Dr Chee L Khoo, 14th June 2019
We all know how frustrating it is regaining the weight that you have lost. All those hard earned efforts down the drain. You often wonder why it happens to you. Well, you are not alone. “Most” people who successfully lose weight regain them over months and sometimes years.
You sometimes wonder whether it is all worth it.
Of course it’s worth it. All the effort actually brings benefits even years later. This is especially true in patients newly diagnosed with diabetes. Significant weight loss at the beginning translate to reduction in heart disease rates years later. It’s as if the body remembers the good times!

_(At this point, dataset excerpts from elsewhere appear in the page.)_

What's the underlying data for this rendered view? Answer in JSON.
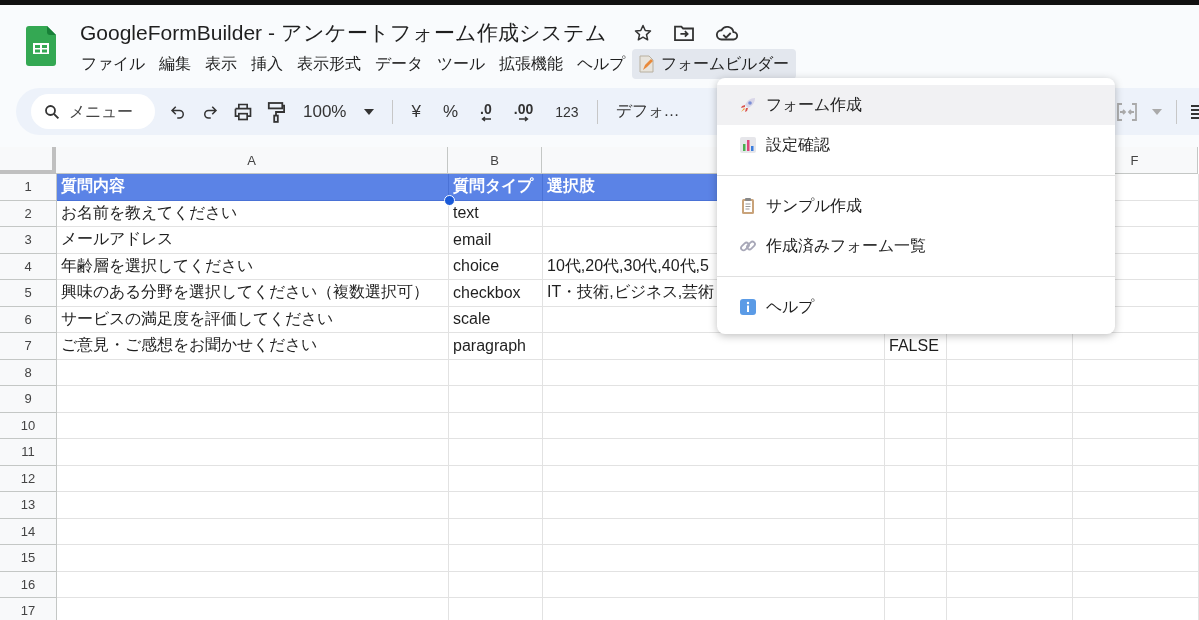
{
  "document": {
    "title": "GoogleFormBuilder - アンケートフォーム作成システム"
  },
  "menu_bar": [
    {
      "label": "ファイル",
      "open": false
    },
    {
      "label": "編集",
      "open": false
    },
    {
      "label": "表示",
      "open": false
    },
    {
      "label": "挿入",
      "open": false
    },
    {
      "label": "表示形式",
      "open": false
    },
    {
      "label": "データ",
      "open": false
    },
    {
      "label": "ツール",
      "open": false
    },
    {
      "label": "拡張機能",
      "open": false
    },
    {
      "label": "ヘルプ",
      "open": false
    },
    {
      "label": "フォームビルダー",
      "open": true
    }
  ],
  "toolbar": {
    "search_placeholder": "メニュー",
    "zoom": "100%",
    "currency": "¥",
    "percent": "%",
    "decrease_decimals": ".0",
    "increase_decimals": ".00",
    "number_format": "123",
    "font": "デフォ…"
  },
  "dropdown": [
    [
      {
        "label": "フォーム作成",
        "kind": "rocket",
        "selected": true
      },
      {
        "label": "設定確認",
        "kind": "chart",
        "selected": false
      }
    ],
    [
      {
        "label": "サンプル作成",
        "kind": "clipboard",
        "selected": false
      },
      {
        "label": "作成済みフォーム一覧",
        "kind": "link",
        "selected": false
      }
    ],
    [
      {
        "label": "ヘルプ",
        "kind": "info",
        "selected": false
      }
    ]
  ],
  "columns": [
    {
      "letter": "A"
    },
    {
      "letter": "B"
    },
    {},
    {},
    {},
    {
      "letter": "F"
    }
  ],
  "rows": [
    {
      "number": "1",
      "header": true,
      "cells": [
        "質問内容",
        "質問タイプ",
        "選択肢",
        null,
        null,
        null
      ]
    },
    {
      "number": "2",
      "header": false,
      "cells": [
        "お名前を教えてください",
        "text",
        null,
        null,
        null,
        null
      ]
    },
    {
      "number": "3",
      "header": false,
      "cells": [
        "メールアドレス",
        "email",
        null,
        null,
        null,
        null
      ]
    },
    {
      "number": "4",
      "header": false,
      "cells": [
        "年齢層を選択してください",
        "choice",
        "10代,20代,30代,40代,5",
        null,
        null,
        null
      ]
    },
    {
      "number": "5",
      "header": false,
      "cells": [
        "興味のある分野を選択してください（複数選択可）",
        "checkbox",
        "IT・技術,ビジネス,芸術",
        null,
        null,
        null
      ]
    },
    {
      "number": "6",
      "header": false,
      "cells": [
        "サービスの満足度を評価してください",
        "scale",
        null,
        null,
        null,
        null
      ]
    },
    {
      "number": "7",
      "header": false,
      "cells": [
        "ご意見・ご感想をお聞かせください",
        "paragraph",
        null,
        "FALSE",
        null,
        null
      ]
    },
    {
      "number": "8",
      "header": false,
      "cells": [
        null,
        null,
        null,
        null,
        null,
        null
      ]
    },
    {
      "number": "9",
      "header": false,
      "cells": [
        null,
        null,
        null,
        null,
        null,
        null
      ]
    },
    {
      "number": "10",
      "header": false,
      "cells": [
        null,
        null,
        null,
        null,
        null,
        null
      ]
    },
    {
      "number": "11",
      "header": false,
      "cells": [
        null,
        null,
        null,
        null,
        null,
        null
      ]
    },
    {
      "number": "12",
      "header": false,
      "cells": [
        null,
        null,
        null,
        null,
        null,
        null
      ]
    },
    {
      "number": "13",
      "header": false,
      "cells": [
        null,
        null,
        null,
        null,
        null,
        null
      ]
    },
    {
      "number": "14",
      "header": false,
      "cells": [
        null,
        null,
        null,
        null,
        null,
        null
      ]
    },
    {
      "number": "15",
      "header": false,
      "cells": [
        null,
        null,
        null,
        null,
        null,
        null
      ]
    },
    {
      "number": "16",
      "header": false,
      "cells": [
        null,
        null,
        null,
        null,
        null,
        null
      ]
    },
    {
      "number": "17",
      "header": false,
      "cells": [
        null,
        null,
        null,
        null,
        null,
        null
      ]
    }
  ]
}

The Anglo–Danish–Dutch Study of Intensive Treatment in People with Screen-Detected Diabetes in Primary Care (ADDITION)–Cambridge trial had a fresh look at the association of weight change in the year following diabetes diagnosis and 10-year CVD and mortality incidence (9). 24,654 patients from 49 practices in England participated in a diabetes screening program between 2002-2006. 867 participants were diagnosed with type 2 diabetes (T2DM) and were cluster randomised to either intensive treatment or usual care (according to UK diabetes management guidelines).

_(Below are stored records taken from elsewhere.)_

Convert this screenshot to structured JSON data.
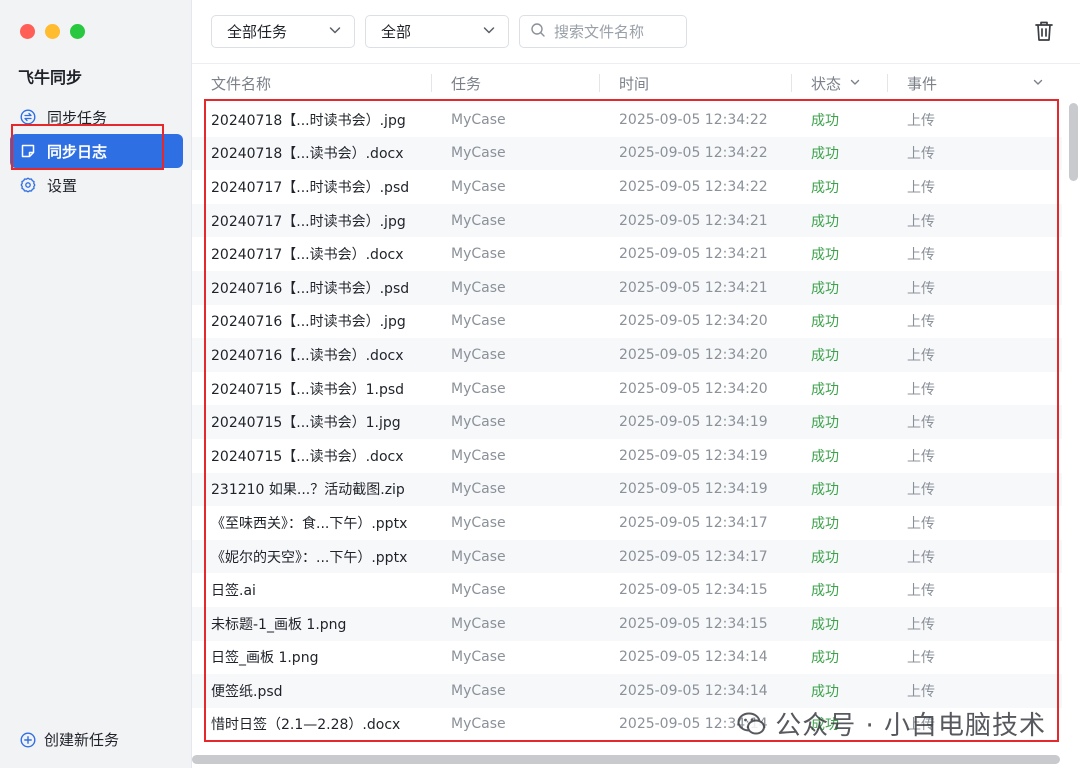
{
  "app": {
    "title": "飞牛同步"
  },
  "sidebar": {
    "items": [
      {
        "label": "同步任务",
        "icon": "sync-circle-icon",
        "active": false
      },
      {
        "label": "同步日志",
        "icon": "log-note-icon",
        "active": true
      },
      {
        "label": "设置",
        "icon": "gear-icon",
        "active": false
      }
    ],
    "create_label": "创建新任务"
  },
  "toolbar": {
    "task_filter": "全部任务",
    "status_filter": "全部",
    "search_placeholder": "搜索文件名称"
  },
  "table": {
    "columns": [
      "文件名称",
      "任务",
      "时间",
      "状态",
      "事件"
    ],
    "rows": [
      {
        "name": "20240718【...时读书会）.jpg",
        "task": "MyCase",
        "time": "2025-09-05 12:34:22",
        "status": "成功",
        "event": "上传"
      },
      {
        "name": "20240718【...读书会）.docx",
        "task": "MyCase",
        "time": "2025-09-05 12:34:22",
        "status": "成功",
        "event": "上传"
      },
      {
        "name": "20240717【...时读书会）.psd",
        "task": "MyCase",
        "time": "2025-09-05 12:34:22",
        "status": "成功",
        "event": "上传"
      },
      {
        "name": "20240717【...时读书会）.jpg",
        "task": "MyCase",
        "time": "2025-09-05 12:34:21",
        "status": "成功",
        "event": "上传"
      },
      {
        "name": "20240717【...读书会）.docx",
        "task": "MyCase",
        "time": "2025-09-05 12:34:21",
        "status": "成功",
        "event": "上传"
      },
      {
        "name": "20240716【...时读书会）.psd",
        "task": "MyCase",
        "time": "2025-09-05 12:34:21",
        "status": "成功",
        "event": "上传"
      },
      {
        "name": "20240716【...时读书会）.jpg",
        "task": "MyCase",
        "time": "2025-09-05 12:34:20",
        "status": "成功",
        "event": "上传"
      },
      {
        "name": "20240716【...读书会）.docx",
        "task": "MyCase",
        "time": "2025-09-05 12:34:20",
        "status": "成功",
        "event": "上传"
      },
      {
        "name": "20240715【...读书会）1.psd",
        "task": "MyCase",
        "time": "2025-09-05 12:34:20",
        "status": "成功",
        "event": "上传"
      },
      {
        "name": "20240715【...读书会）1.jpg",
        "task": "MyCase",
        "time": "2025-09-05 12:34:19",
        "status": "成功",
        "event": "上传"
      },
      {
        "name": "20240715【...读书会）.docx",
        "task": "MyCase",
        "time": "2025-09-05 12:34:19",
        "status": "成功",
        "event": "上传"
      },
      {
        "name": "231210 如果...？活动截图.zip",
        "task": "MyCase",
        "time": "2025-09-05 12:34:19",
        "status": "成功",
        "event": "上传"
      },
      {
        "name": "《至味西关》：食...下午）.pptx",
        "task": "MyCase",
        "time": "2025-09-05 12:34:17",
        "status": "成功",
        "event": "上传"
      },
      {
        "name": "《妮尔的天空》：...下午）.pptx",
        "task": "MyCase",
        "time": "2025-09-05 12:34:17",
        "status": "成功",
        "event": "上传"
      },
      {
        "name": "日签.ai",
        "task": "MyCase",
        "time": "2025-09-05 12:34:15",
        "status": "成功",
        "event": "上传"
      },
      {
        "name": "未标题-1_画板 1.png",
        "task": "MyCase",
        "time": "2025-09-05 12:34:15",
        "status": "成功",
        "event": "上传"
      },
      {
        "name": "日签_画板 1.png",
        "task": "MyCase",
        "time": "2025-09-05 12:34:14",
        "status": "成功",
        "event": "上传"
      },
      {
        "name": "便签纸.psd",
        "task": "MyCase",
        "time": "2025-09-05 12:34:14",
        "status": "成功",
        "event": "上传"
      },
      {
        "name": "惜时日签（2.1—2.28）.docx",
        "task": "MyCase",
        "time": "2025-09-05 12:34:14",
        "status": "成功",
        "event": "上传"
      }
    ]
  },
  "colors": {
    "accent": "#2f6fe4",
    "success": "#3fa34d",
    "highlight": "#e5282b"
  },
  "watermark": {
    "text": "公众号 · 小白电脑技术"
  }
}
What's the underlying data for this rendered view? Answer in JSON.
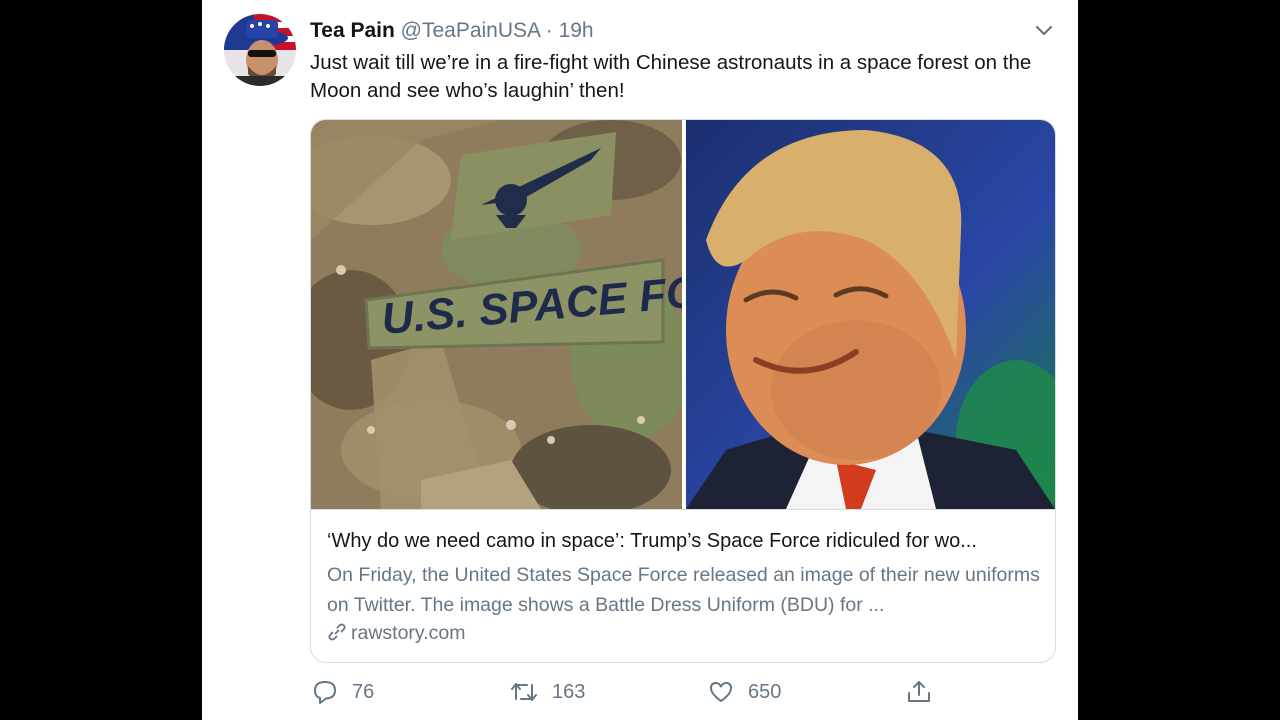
{
  "tweet": {
    "display_name": "Tea Pain",
    "handle": "@TeaPainUSA",
    "separator": "·",
    "time": "19h",
    "text": "Just wait till we’re in a fire-fight with Chinese astronauts in a space forest on the Moon and see who’s laughin’ then!",
    "more_icon": "chevron-down-icon"
  },
  "card": {
    "title": "‘Why do we need camo in space’: Trump’s Space Force ridiculed for wo...",
    "description": "On Friday, the United States Space Force released an image of their new uniforms on Twitter. The image shows a Battle Dress Uniform (BDU) for ...",
    "domain": "rawstory.com",
    "patch_text": "U.S. SPACE FORCE"
  },
  "actions": {
    "reply_count": "76",
    "retweet_count": "163",
    "like_count": "650"
  },
  "colors": {
    "background": "#000000",
    "panel": "#ffffff",
    "text": "#14171a",
    "secondary": "#657786",
    "border": "#d5dde3"
  }
}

Intensive treatment included more frequent consultations, provision of educational materials and GP-based academic-detailing sessions encouraging earlier use of medication to improve control of risk factors. The outcomes of interest were CVD events and all-cause mortality. The composite CVD outcome included cardiovascular mortality, non-fatal myocardial infarction, non-fatal stroke, non-traumatic amputation, and revascularisation. They excluded deaths occurring in the year following the assessment of weight change, to reduce the likelihood that weight loss in our study was caused by disease.

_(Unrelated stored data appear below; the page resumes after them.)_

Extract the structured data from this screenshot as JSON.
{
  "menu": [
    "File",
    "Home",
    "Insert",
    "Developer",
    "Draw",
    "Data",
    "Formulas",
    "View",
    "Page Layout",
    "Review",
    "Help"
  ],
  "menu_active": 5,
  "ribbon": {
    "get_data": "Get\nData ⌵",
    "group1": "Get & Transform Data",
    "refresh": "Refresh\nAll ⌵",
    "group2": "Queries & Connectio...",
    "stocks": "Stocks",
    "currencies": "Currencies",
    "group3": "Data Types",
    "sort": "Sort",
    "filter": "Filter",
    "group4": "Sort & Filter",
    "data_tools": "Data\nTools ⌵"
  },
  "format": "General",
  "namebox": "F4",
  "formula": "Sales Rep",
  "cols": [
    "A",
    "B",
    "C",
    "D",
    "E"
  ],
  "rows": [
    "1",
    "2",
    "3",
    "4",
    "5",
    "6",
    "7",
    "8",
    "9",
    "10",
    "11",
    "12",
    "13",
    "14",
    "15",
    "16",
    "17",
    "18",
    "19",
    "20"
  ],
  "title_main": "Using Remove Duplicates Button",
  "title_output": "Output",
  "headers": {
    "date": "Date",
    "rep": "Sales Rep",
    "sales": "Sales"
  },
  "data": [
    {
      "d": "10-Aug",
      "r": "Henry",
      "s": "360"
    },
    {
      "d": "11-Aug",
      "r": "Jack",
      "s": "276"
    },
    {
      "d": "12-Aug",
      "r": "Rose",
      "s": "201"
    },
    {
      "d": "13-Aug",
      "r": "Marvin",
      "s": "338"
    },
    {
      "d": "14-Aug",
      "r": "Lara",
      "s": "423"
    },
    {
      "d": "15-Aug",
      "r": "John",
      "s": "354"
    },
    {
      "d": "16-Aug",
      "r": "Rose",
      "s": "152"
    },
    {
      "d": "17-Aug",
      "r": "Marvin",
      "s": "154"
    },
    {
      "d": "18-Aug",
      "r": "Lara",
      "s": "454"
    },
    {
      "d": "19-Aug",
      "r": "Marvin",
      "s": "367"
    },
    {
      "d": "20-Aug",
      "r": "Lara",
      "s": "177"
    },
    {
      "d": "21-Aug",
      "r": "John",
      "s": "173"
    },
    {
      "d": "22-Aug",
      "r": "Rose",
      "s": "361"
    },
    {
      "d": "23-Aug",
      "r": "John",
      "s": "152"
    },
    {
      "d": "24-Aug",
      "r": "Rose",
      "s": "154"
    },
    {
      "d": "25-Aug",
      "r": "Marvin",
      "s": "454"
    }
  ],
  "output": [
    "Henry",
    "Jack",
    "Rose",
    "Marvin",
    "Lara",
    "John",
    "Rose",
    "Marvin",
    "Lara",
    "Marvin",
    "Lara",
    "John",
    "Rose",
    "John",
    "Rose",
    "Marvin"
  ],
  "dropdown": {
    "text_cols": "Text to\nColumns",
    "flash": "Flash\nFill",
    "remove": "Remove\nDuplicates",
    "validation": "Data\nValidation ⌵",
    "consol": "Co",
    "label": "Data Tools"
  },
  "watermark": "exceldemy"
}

Compared with participants who maintained weight, those who lost ≥5% body weight had lower HbA1c, diastolic BP and triacylglycerols at 1 year. At 5 years, these improvements were only apparent among those who had lost ≥10% weight. Losing ≥5% of body weight was associated with a lower hazard of 10-year CVD events compared with maintaining weight (HR 0.52). There were no associations between weight loss and all-cause mortality.
Most patients diagnosed with T2DM are diagnosed in primary care these days. There is no such thing as mild diabetes. Most with diabetes starts mild and invariably will deteriorate over time and the risk of complications starts to accumulate over that time. Moderate weight loss may translate to substantial long-term CVD reduction and may be an achievable target in primary care.